Included in the sale of the work of Twachtman and Julian Alden Weir, held February 7, 1889 at the Fifth Avenue Art Galleries, this pastel depicts Twachtman's third child, his daughter Elsie (born November 2, 1886) at about age 2 1/2. Elsie seems to have knowingly posed for her father, gazing sidelong with a somber expression. Referencing the work, a critic for the Studio stated that while both Weir and Twachtman pushed “vagueness to the very bounds of what is allowable,” Twachtman was "never vague: he merely stops, now and again, at a point this side of conventional completeness. Thus, in his pastel of a child, 'Elsie'—all that was essential was there: it rested with the artist whether he should carry it further nor not. And it is doubtful, if we were to live with this picture, whether we should not in time come to think any addition an impertinence."
The pastel was also singled out by a reviewer for the Magazine of Art, who stated: "His one figure subject presents a child in a pinafore handled in a broad, simple way."
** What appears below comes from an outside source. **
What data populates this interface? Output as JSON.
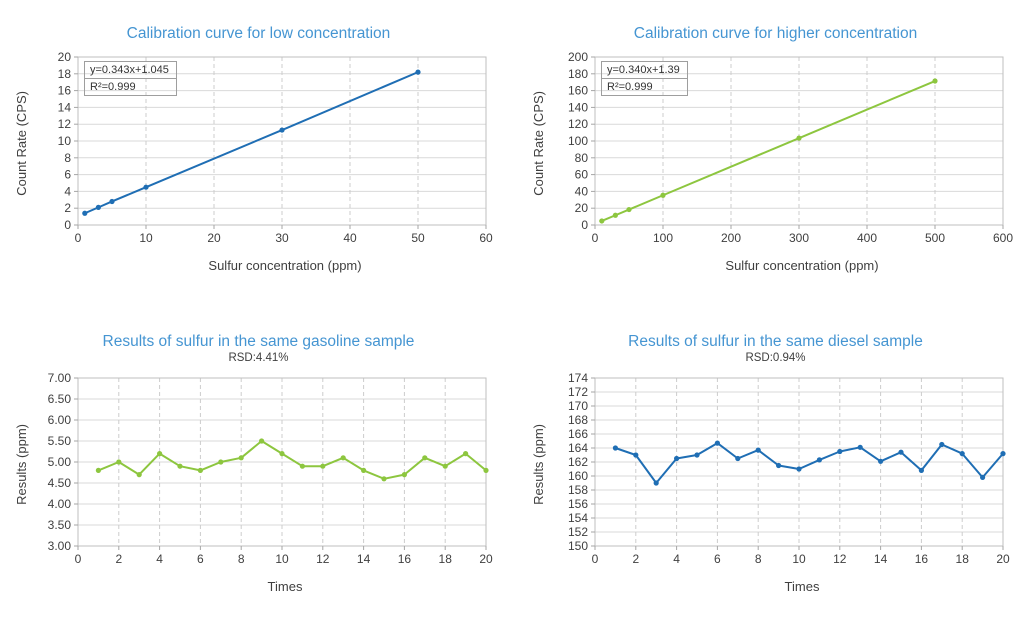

The pastel sold from the exhibition for $195, making it not only the most expensive pastel in the show but among the most expensive works overall. (Only four paintings sold for over $200.) However, the pastel seems to have been returned to the artist; it was inherited by his son Godfrey, who sold it at some point before 1975.
Twachtman had a special bond with Elsie and was inconsolable at her death from scarlet fever at age nine in 1895.